SERAMBINEWS.COM, JAKARTA - Semangat kamikaze tentara Jepang dalam perang dunia II patut menjadi pelajaran tersendiri.
Ketika perang dunia terjadi di kawasan Pasifik, para tentara pilot Jepang menerbangkan pesawat tempur bermuatan mesiu lalu menabrakan diri pada kapal perang pendarat pesawat udara Amerika yang besar.
Mereka gugur dalam kamikaze dengan semangat juang yang patriotik.
Sebaliknya Amerika Serikat membalas Jepang dengan meledakkan bom atom di Hiroshima dan Nagasaki yang meluluhlantakkan kedua kota itu.
Dari contoh, inovasi teknologi bom atom temuan Einstein adalah hasil ilmu sains, teknologi yang mengandalkan akal pikiran manusia.
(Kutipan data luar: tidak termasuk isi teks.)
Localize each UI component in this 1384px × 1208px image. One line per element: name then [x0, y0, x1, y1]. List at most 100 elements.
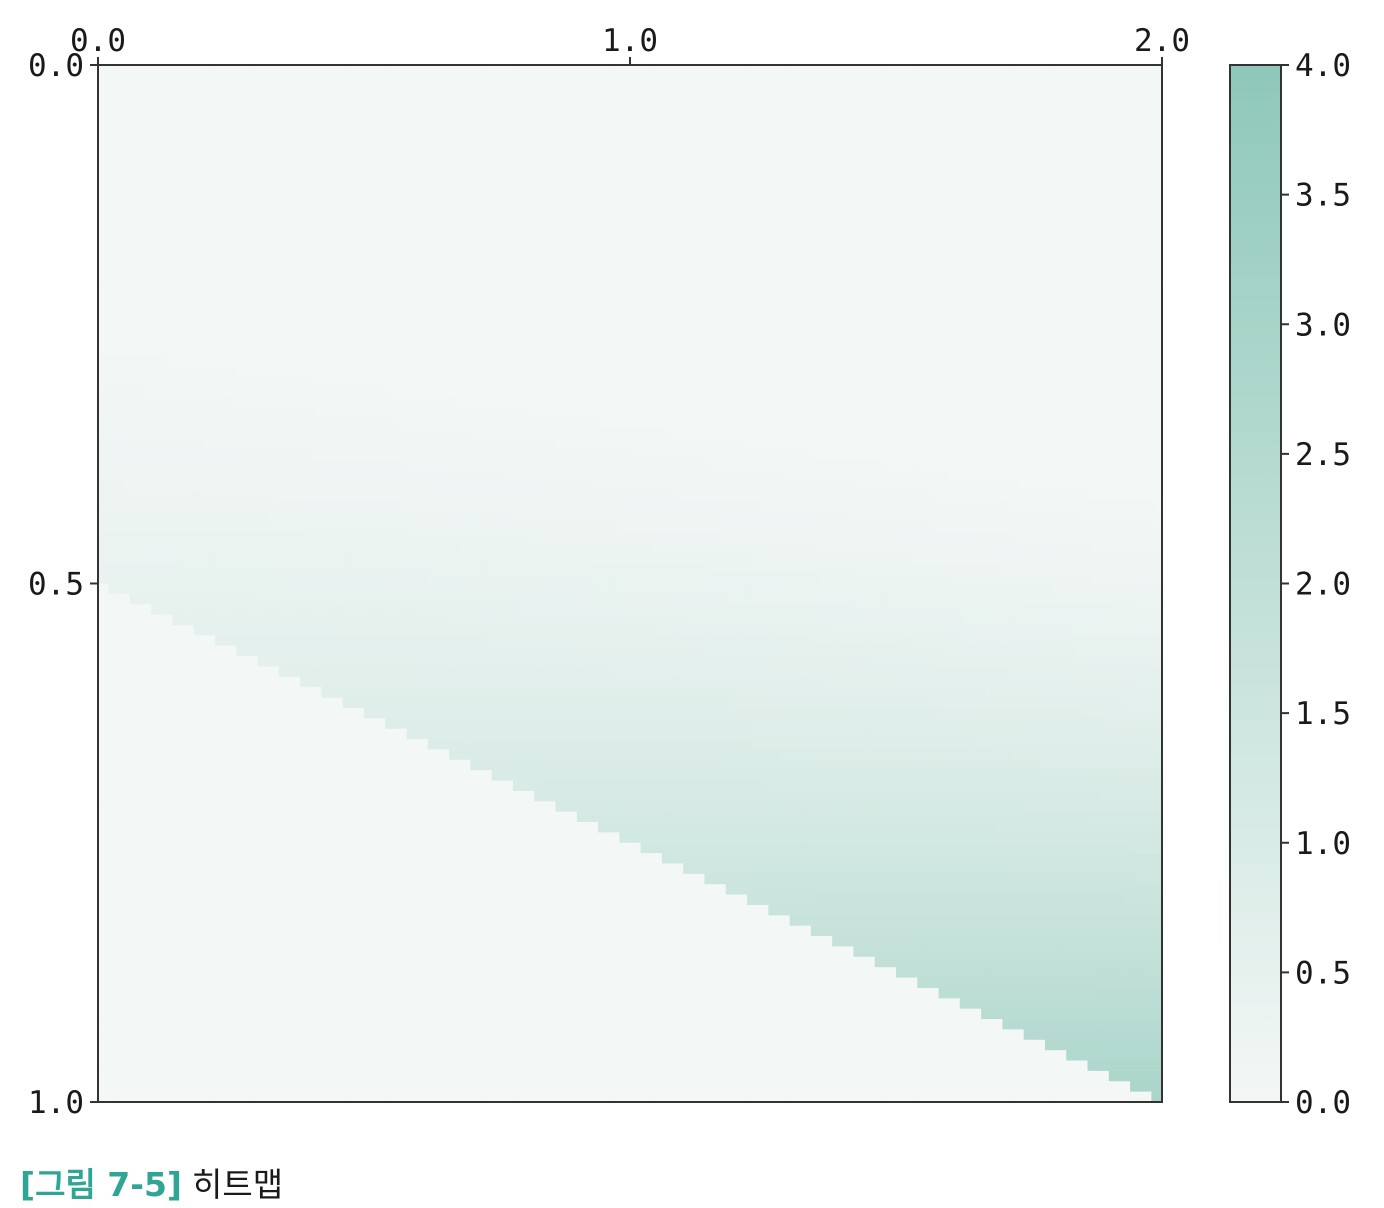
- heatmap-cell: [853, 106, 860, 118]
- heatmap-cell: [113, 230, 120, 242]
- heatmap-cell: [167, 85, 174, 97]
- heatmap-cell: [731, 137, 737, 149]
- heatmap-cell: [129, 96, 136, 108]
- heatmap-cell: [970, 230, 977, 242]
- heatmap-cell: [736, 272, 743, 284]
- heatmap-cell: [731, 272, 737, 284]
- heatmap-cell: [981, 220, 988, 232]
- heatmap-cell: [156, 293, 163, 305]
- heatmap-cell: [422, 168, 429, 180]
- heatmap-cell: [401, 65, 408, 76]
- heatmap-cell: [986, 282, 993, 294]
- heatmap-cell: [1119, 303, 1126, 315]
- heatmap-cell: [858, 241, 865, 253]
- heatmap-cell: [199, 168, 205, 180]
- heatmap-cell: [528, 127, 535, 139]
- heatmap-cell: [874, 272, 881, 284]
- heatmap-cell: [784, 241, 791, 253]
- heatmap-cell: [145, 313, 152, 325]
- heatmap-cell: [215, 106, 221, 118]
- heatmap-cell: [938, 75, 945, 87]
- heatmap-cell: [933, 85, 940, 97]
- heatmap-cell: [800, 262, 807, 273]
- heatmap-cell: [693, 75, 700, 87]
- heatmap-cell: [204, 210, 211, 222]
- heatmap-cell: [1108, 293, 1115, 305]
- heatmap-cell: [890, 230, 897, 242]
- heatmap-cell: [1087, 65, 1094, 76]
- heatmap-cell: [704, 147, 711, 159]
- heatmap-cell: [1034, 106, 1041, 118]
- heatmap-cell: [374, 241, 381, 253]
- heatmap-cell: [1151, 116, 1158, 128]
- heatmap-cell: [502, 158, 509, 170]
- heatmap-cell: [449, 158, 456, 170]
- heatmap-cell: [709, 85, 716, 97]
- heatmap-cell: [800, 282, 807, 294]
- heatmap-cell: [880, 251, 886, 263]
- heatmap-cell: [1119, 230, 1126, 242]
- heatmap-cell: [225, 293, 232, 305]
- heatmap-cell: [677, 75, 684, 87]
- heatmap-cell: [922, 106, 929, 118]
- heatmap-cell: [390, 127, 397, 139]
- heatmap-cell: [837, 75, 844, 87]
- heatmap-cell: [183, 168, 190, 180]
- heatmap-cell: [204, 251, 211, 263]
- heatmap-cell: [810, 251, 817, 263]
- heatmap-cell: [459, 75, 466, 87]
- heatmap-cell: [725, 251, 732, 263]
- heatmap-cell: [1103, 210, 1110, 222]
- heatmap-cell: [411, 262, 418, 273]
- heatmap-cell: [1055, 230, 1062, 242]
- heatmap-cell: [1029, 293, 1035, 305]
- heatmap-cell: [294, 272, 301, 284]
- heatmap-cell: [587, 272, 594, 284]
- heatmap-cell: [965, 168, 972, 180]
- heatmap-cell: [385, 168, 392, 180]
- heatmap-cell: [491, 168, 498, 180]
- heatmap-cell: [906, 65, 913, 76]
- heatmap-cell: [906, 293, 913, 305]
- heatmap-cell: [571, 65, 578, 76]
- heatmap-cell: [544, 96, 551, 108]
- heatmap-cell: [470, 220, 477, 232]
- heatmap-cell: [316, 158, 323, 170]
- heatmap-cell: [1066, 282, 1073, 294]
- heatmap-cell: [906, 251, 913, 263]
- heatmap-cell: [965, 210, 972, 222]
- heatmap-cell: [991, 272, 998, 284]
- heatmap-cell: [566, 210, 573, 222]
- heatmap-cell: [305, 241, 312, 253]
- heatmap-cell: [986, 303, 993, 315]
- heatmap-cell: [704, 189, 711, 201]
- heatmap-cell: [991, 168, 998, 180]
- heatmap-cell: [454, 65, 461, 76]
- heatmap-cell: [571, 293, 578, 305]
- heatmap-cell: [135, 241, 142, 253]
- heatmap-cell: [1114, 189, 1121, 201]
- heatmap-cell: [566, 158, 573, 170]
- heatmap-cell: [1002, 313, 1009, 325]
- heatmap-cell: [1050, 179, 1057, 191]
- heatmap-cell: [763, 313, 769, 325]
- heatmap-cell: [720, 272, 727, 284]
- heatmap-cell: [800, 210, 807, 222]
- heatmap-cell: [140, 313, 147, 325]
- heatmap-cell: [161, 189, 168, 201]
- heatmap-cell: [624, 293, 631, 305]
- heatmap-cell: [161, 241, 168, 253]
- heatmap-cell: [1034, 65, 1041, 76]
- heatmap-cell: [433, 220, 440, 232]
- heatmap-cell: [927, 158, 934, 170]
- heatmap-cell: [1060, 96, 1067, 108]
- heatmap-cell: [954, 65, 961, 76]
- heatmap-cell: [821, 179, 828, 191]
- heatmap-cell: [725, 75, 732, 87]
- heatmap-cell: [135, 313, 142, 325]
- heatmap-cell: [1119, 189, 1126, 201]
- heatmap-cell: [1007, 96, 1014, 108]
- heatmap-cell: [151, 293, 158, 305]
- heatmap-cell: [411, 127, 418, 139]
- heatmap-cell: [699, 158, 706, 170]
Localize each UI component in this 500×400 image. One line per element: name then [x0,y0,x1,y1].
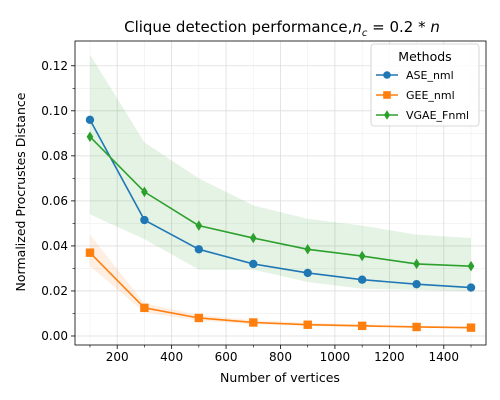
title-end: n [430,18,440,36]
tick-label-y: 0.10 [41,104,68,118]
x-axis-label: Number of vertices [220,370,340,385]
tick-label-x: 1000 [320,350,351,364]
point-gee-nml [412,322,421,332]
point-ase-nml [194,245,204,254]
title-var: n [352,18,362,36]
tick-label-x: 1200 [374,350,405,364]
point-ase-nml [85,115,95,125]
legend-marker-vgae-fnml [383,110,391,120]
point-ase-nml [249,259,258,269]
point-gee-nml [357,321,367,331]
title-main: Clique detection performance, [124,18,352,36]
tick-label-x: 1400 [429,350,460,364]
point-vgae-fnml [195,220,203,231]
legend-label-ase-nml: ASE_nml [406,69,454,82]
y-axis-label: Normalized Procrustes Distance [13,92,28,291]
point-vgae-fnml [413,258,420,270]
point-gee-nml [466,323,476,332]
title-sub: c [362,28,368,39]
tick-label-y: 0.08 [41,149,68,163]
series-lines [89,119,472,329]
point-gee-nml [303,320,312,329]
point-vgae-fnml [358,250,366,262]
legend-marker-ase-nml [383,71,391,79]
tick-label-x: 800 [269,350,292,364]
title-rest: = 0.2 * [367,18,430,36]
tick-label-y: 0.02 [41,284,68,298]
tick-label-y: 0.00 [41,329,68,343]
tick-label-x: 600 [215,350,238,364]
tick-label-x: 400 [160,350,183,364]
point-ase-nml [140,215,149,225]
legend-label-gee-nml: GEE_nml [406,89,455,102]
tick-label-y: 0.06 [41,194,68,208]
point-ase-nml [303,268,312,278]
point-vgae-fnml [141,186,148,198]
point-gee-nml [85,248,95,257]
tick-label-y: 0.04 [41,239,68,253]
tick-label-x: 200 [106,350,129,364]
point-vgae-fnml [249,232,257,244]
point-ase-nml [466,283,476,292]
legend: Methods ASE_nml GEE_nml VGAE_Fnml [370,43,480,127]
legend-marker-gee-nml [383,91,391,99]
point-ase-nml [357,275,367,284]
point-vgae-fnml [86,131,94,142]
line-vgae-fnml [89,136,472,267]
point-vgae-fnml [304,244,312,255]
tick-label-y: 0.12 [41,59,68,73]
legend-box [370,43,480,127]
legend-title: Methods [398,49,451,64]
point-gee-nml [140,303,149,313]
legend-label-vgae-fnml: VGAE_Fnml [406,109,469,122]
legend-items: ASE_nml GEE_nml VGAE_Fnml [376,69,469,122]
point-vgae-fnml [467,260,475,272]
point-gee-nml [194,313,204,323]
point-ase-nml [412,280,421,289]
chart-title: Clique detection performance,nc = 0.2 * … [124,18,440,39]
series-markers [85,115,476,332]
axis-ticks: 200 400 600 800 1000 1200 1400 0.00 0.02 0.04 0.06… [41,59,472,364]
confidence-bands [89,54,472,329]
point-gee-nml [249,318,258,327]
line-gee-nml [89,252,472,329]
line-ase-nml [89,119,472,289]
band-vgae-fnml [89,54,472,291]
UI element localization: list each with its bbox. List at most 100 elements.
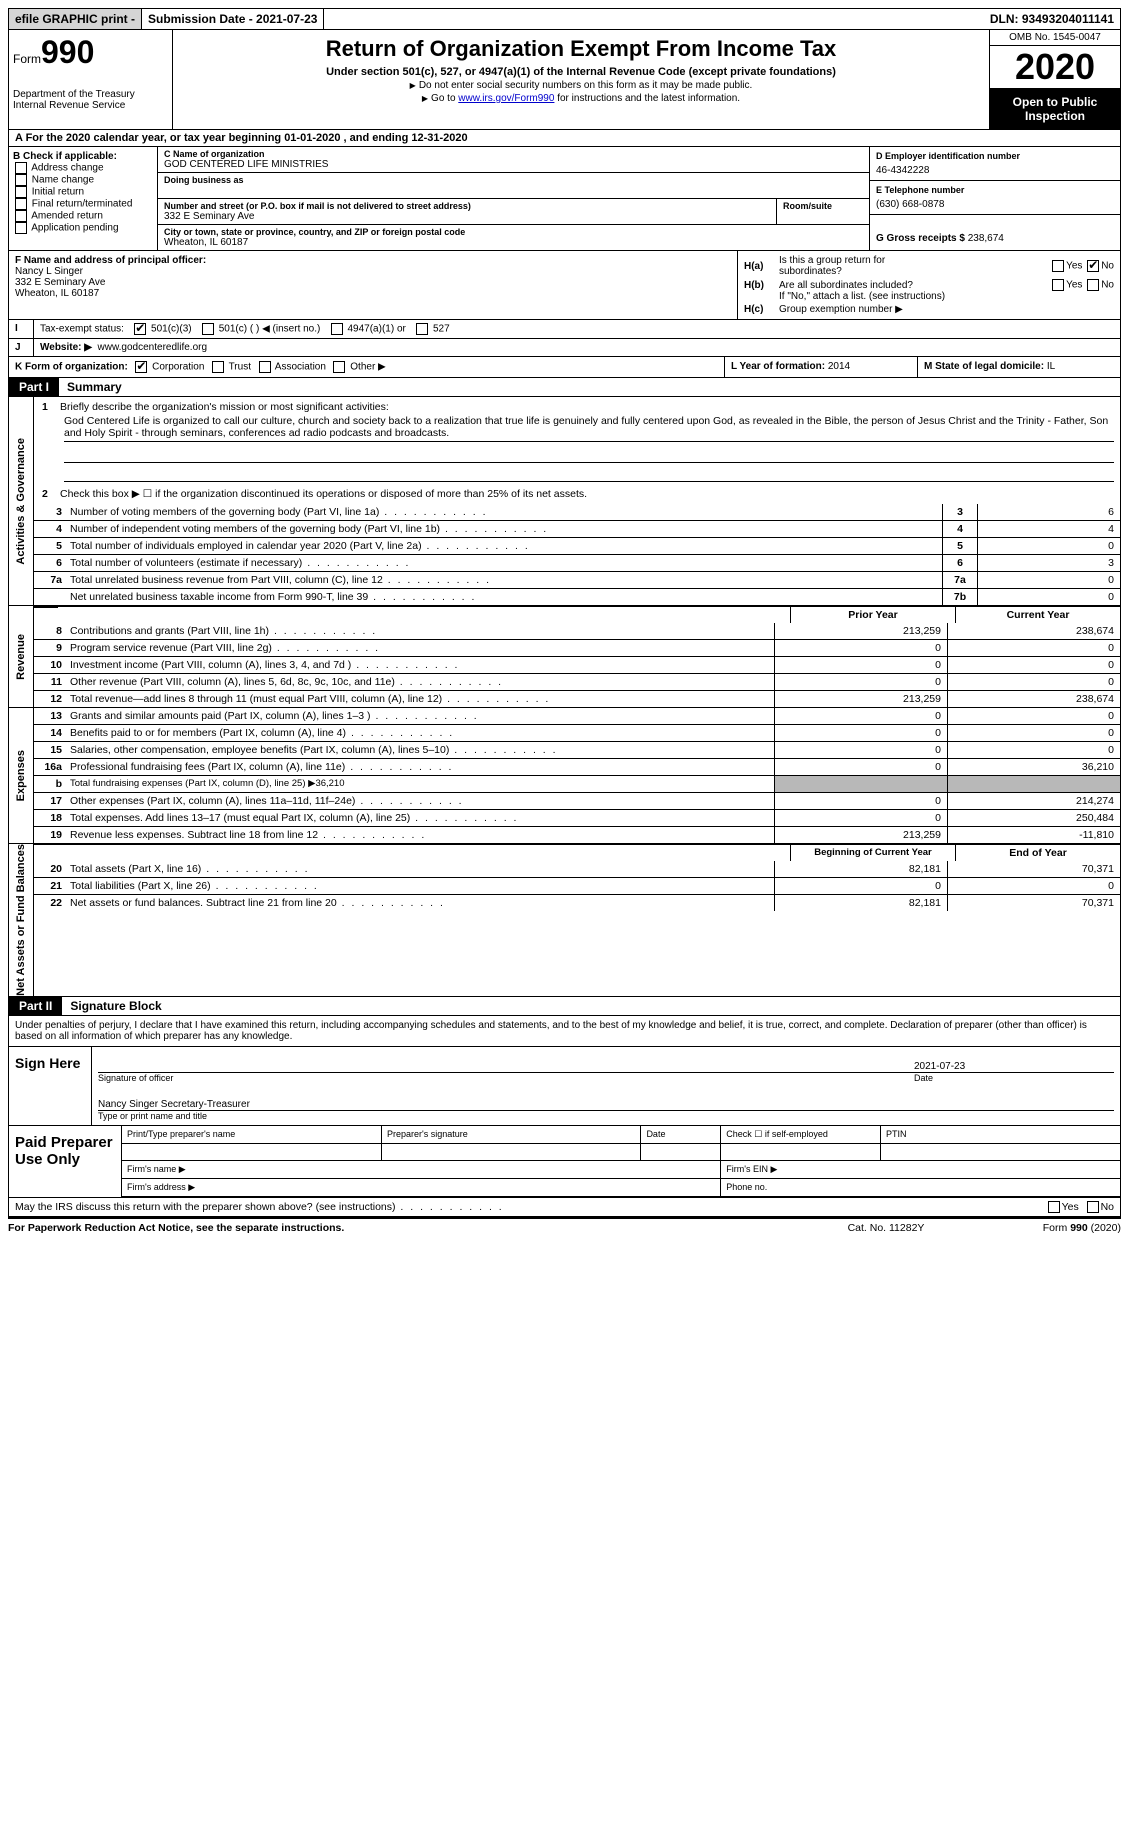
col-l: L Year of formation: 2014 (725, 357, 918, 377)
opt-501c: 501(c) ( ) ◀ (insert no.) (219, 324, 321, 335)
checkbox-addr-change[interactable] (15, 162, 27, 174)
prep-h2: Preparer's signature (381, 1126, 640, 1144)
k-trust[interactable] (212, 361, 224, 373)
l-label: L Year of formation: (731, 361, 828, 372)
checkbox-initial[interactable] (15, 186, 27, 198)
netassets-section: Net Assets or Fund Balances Beginning of… (8, 844, 1121, 997)
blank-line-2 (64, 469, 1114, 482)
i-501c[interactable] (202, 323, 214, 335)
org-name: GOD CENTERED LIFE MINISTRIES (164, 159, 863, 170)
lbl-addr-change: Address change (31, 163, 103, 174)
col-h: H(a) Is this a group return forsubordina… (738, 251, 1120, 319)
summary-line: 14Benefits paid to or for members (Part … (34, 724, 1120, 741)
lbl-no: No (1101, 1201, 1114, 1213)
prep-h3: Date (641, 1126, 721, 1144)
gross-receipts: 238,674 (968, 233, 1004, 244)
i-527[interactable] (416, 323, 428, 335)
prep-h4: Check ☐ if self-employed (721, 1126, 881, 1144)
year-formation: 2014 (828, 361, 850, 372)
j-label: Website: ▶ (40, 342, 92, 353)
phone: (630) 668-0878 (876, 199, 1114, 210)
g-label: G Gross receipts $ (876, 233, 968, 244)
firm-ein: Firm's EIN ▶ (721, 1160, 1120, 1178)
i-4947[interactable] (331, 323, 343, 335)
row-a-tax-year: A For the 2020 calendar year, or tax yea… (8, 130, 1121, 147)
col-b-header: B Check if applicable: (13, 151, 153, 162)
discuss-no[interactable] (1087, 1201, 1099, 1213)
part1-label: Part I (9, 378, 59, 396)
d-label: D Employer identification number (876, 151, 1114, 161)
lbl-yes: Yes (1062, 1201, 1079, 1213)
dba-label: Doing business as (164, 175, 863, 185)
expenses-section: Expenses 13Grants and similar amounts pa… (8, 708, 1121, 844)
footer-right: Form 990 (2020) (961, 1222, 1121, 1234)
org-city: Wheaton, IL 60187 (164, 237, 863, 248)
lbl-amended: Amended return (31, 211, 103, 222)
k-other[interactable] (333, 361, 345, 373)
row-klm: K Form of organization: Corporation Trus… (8, 357, 1121, 378)
opt-corp: Corporation (152, 362, 204, 373)
discuss-row: May the IRS discuss this return with the… (8, 1198, 1121, 1217)
ha-no[interactable] (1087, 260, 1099, 272)
signature-intro: Under penalties of perjury, I declare th… (8, 1016, 1121, 1047)
checkbox-final[interactable] (15, 198, 27, 210)
footer-center: Cat. No. 11282Y (811, 1222, 961, 1234)
opt-527: 527 (433, 324, 450, 335)
block-fh: F Name and address of principal officer:… (8, 251, 1121, 320)
k-assoc[interactable] (259, 361, 271, 373)
form990-link[interactable]: www.irs.gov/Form990 (458, 93, 554, 104)
q1-num: 1 (42, 401, 60, 415)
f-label: F Name and address of principal officer: (15, 255, 206, 266)
mission-answer: God Centered Life is organized to call o… (64, 415, 1114, 442)
preparer-block: Paid Preparer Use Only Print/Type prepar… (8, 1126, 1121, 1198)
m-label: M State of legal domicile: (924, 361, 1047, 372)
instr2-post: for instructions and the latest informat… (554, 93, 740, 104)
summary-line: 17Other expenses (Part IX, column (A), l… (34, 792, 1120, 809)
part1-title: Summary (59, 378, 130, 396)
col-c: C Name of organization GOD CENTERED LIFE… (158, 147, 869, 250)
governance-tab: Activities & Governance (9, 397, 34, 605)
i-501c3[interactable] (134, 323, 146, 335)
instruction-2: Go to www.irs.gov/Form990 for instructio… (181, 93, 981, 104)
checkbox-name-change[interactable] (15, 174, 27, 186)
officer-name: Nancy L Singer (15, 266, 83, 277)
sig-date: 2021-07-23 (914, 1061, 1114, 1072)
header-right: OMB No. 1545-0047 2020 Open to Public In… (989, 30, 1120, 129)
discuss-yes[interactable] (1048, 1201, 1060, 1213)
summary-line: 12Total revenue—add lines 8 through 11 (… (34, 690, 1120, 707)
i-label: Tax-exempt status: (40, 324, 124, 335)
hdr-end: End of Year (955, 845, 1120, 861)
preparer-table: Print/Type preparer's name Preparer's si… (122, 1126, 1120, 1197)
row-j: J Website: ▶ www.godcenteredlife.org (8, 339, 1121, 357)
open-inspection: Open to Public Inspection (990, 89, 1120, 129)
dept-treasury: Department of the Treasury Internal Reve… (13, 89, 168, 111)
h-note: If "No," attach a list. (see instruction… (744, 291, 1114, 302)
opt-assoc: Association (275, 362, 326, 373)
summary-line: 8Contributions and grants (Part VIII, li… (34, 623, 1120, 639)
lbl-pending: Application pending (31, 223, 118, 234)
domicile: IL (1047, 361, 1055, 372)
hdr-prior-year: Prior Year (790, 607, 955, 623)
tax-year: 2020 (990, 46, 1120, 89)
col-m: M State of legal domicile: IL (918, 357, 1120, 377)
q2-text: Check this box ▶ ☐ if the organization d… (60, 488, 587, 500)
page-footer: For Paperwork Reduction Act Notice, see … (8, 1217, 1121, 1237)
revenue-tab: Revenue (9, 606, 34, 707)
checkbox-pending[interactable] (15, 222, 27, 234)
hb-no[interactable] (1087, 279, 1099, 291)
hdr-current-year: Current Year (955, 607, 1120, 623)
revenue-section: Revenue Prior Year Current Year 8Contrib… (8, 606, 1121, 708)
org-street: 332 E Seminary Ave (164, 211, 770, 222)
prep-h5: PTIN (880, 1126, 1120, 1144)
opt-501c3: 501(c)(3) (151, 324, 192, 335)
k-corp[interactable] (135, 361, 147, 373)
efile-print[interactable]: efile GRAPHIC print - (9, 9, 142, 29)
summary-line: 4Number of independent voting members of… (34, 520, 1120, 537)
form-label: Form (13, 52, 41, 66)
c-label: C Name of organization (164, 149, 863, 159)
checkbox-amended[interactable] (15, 210, 27, 222)
summary-line: 21Total liabilities (Part X, line 26)00 (34, 877, 1120, 894)
hb-yes[interactable] (1052, 279, 1064, 291)
hb-label: Are all subordinates included? (779, 280, 1050, 291)
ha-yes[interactable] (1052, 260, 1064, 272)
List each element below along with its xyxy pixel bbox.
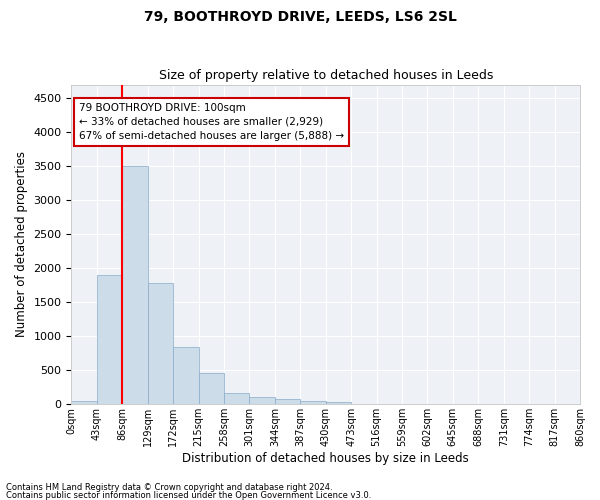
Bar: [71, 401, 97, 404]
Text: Contains public sector information licensed under the Open Government Licence v3: Contains public sector information licen…: [6, 491, 371, 500]
Text: 79 BOOTHROYD DRIVE: 100sqm
← 33% of detached houses are smaller (2,929)
67% of s: 79 BOOTHROYD DRIVE: 100sqm ← 33% of deta…: [79, 103, 344, 141]
Bar: [148, 283, 173, 405]
Bar: [300, 400, 326, 404]
Text: Contains HM Land Registry data © Crown copyright and database right 2024.: Contains HM Land Registry data © Crown c…: [6, 484, 332, 492]
Text: 79, BOOTHROYD DRIVE, LEEDS, LS6 2SL: 79, BOOTHROYD DRIVE, LEEDS, LS6 2SL: [143, 10, 457, 24]
Bar: [250, 398, 275, 404]
Bar: [122, 166, 148, 404]
Bar: [275, 399, 300, 404]
Title: Size of property relative to detached houses in Leeds: Size of property relative to detached ho…: [158, 69, 493, 82]
Y-axis label: Number of detached properties: Number of detached properties: [15, 152, 28, 338]
Bar: [224, 394, 250, 404]
Bar: [97, 275, 122, 404]
X-axis label: Distribution of detached houses by size in Leeds: Distribution of detached houses by size …: [182, 452, 469, 465]
Bar: [173, 347, 199, 405]
Bar: [326, 402, 351, 404]
Bar: [199, 373, 224, 404]
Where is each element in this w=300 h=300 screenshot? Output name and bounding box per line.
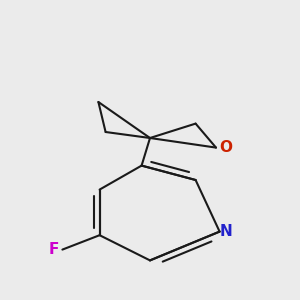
Text: F: F [49, 242, 59, 257]
Text: N: N [219, 224, 232, 239]
Text: O: O [219, 140, 232, 155]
Memberi hasil yang utama dalam perjuangan kehidupan.
Karena itu maka kemajuan suatu bangsa sangat ditentukan oleh kemampuan mendidik anak bangsa dalam ilmu dan teknologi.
Potret perang dunia itu menjadi pelajaran sejarah tersendiri bagi Indonesia, untuk mengambil dua intisari dari kedua kubu, yakni semangat juang dan mencipta teknologi.
Sebab bagi Indonesia sendiri, masih ada setidaknya tiga tantangan yang harus dihadapi yakni keluar dari dari perangkap negara berpendapatan rendah (low income trap) yang dimasuki sejak tahun 1989.
Masa Indonesia masuk ke tahap negara berpendapatan menengah tingkat rendah sejak tahun 90-an, dan sejak itu masih terus berada dalam jebakan negara berpendapatan menengah hingga sekarang.
Tantangan kedua terkait struktur kependudukan Indonesia, yang berkat program keluarga berencana maka Indonesia akan mengalami bonus demografi pada 2030 - 2050.
Ketiga, masyarakat Indonesia masih mengalami tingkat pendidikan yang rendah di bawah rata-rata negara-negara ASEAN, khususnya Singapura sehingga bangsa ini perlu meningkatkan kualitas pendidikan sebagai syarat untuk bisa menjadi negara maju.
Bonus Demografi Kementerian Pendidikan, Kebudayaan, Riset, dan Teknologi merilis hasil studi PISA 2022, pada 5 Desember 2023.
Hasil PISA 2022 menunjukkan peringkat hasil belajar literasi Indonesia naik beberapa posisi dibanding PISA 2018.
Peningkatan ini merupakan capaian paling tinggi secara peringkat (persentil) sepanjang sejarah Indonesia mengikuti PISA.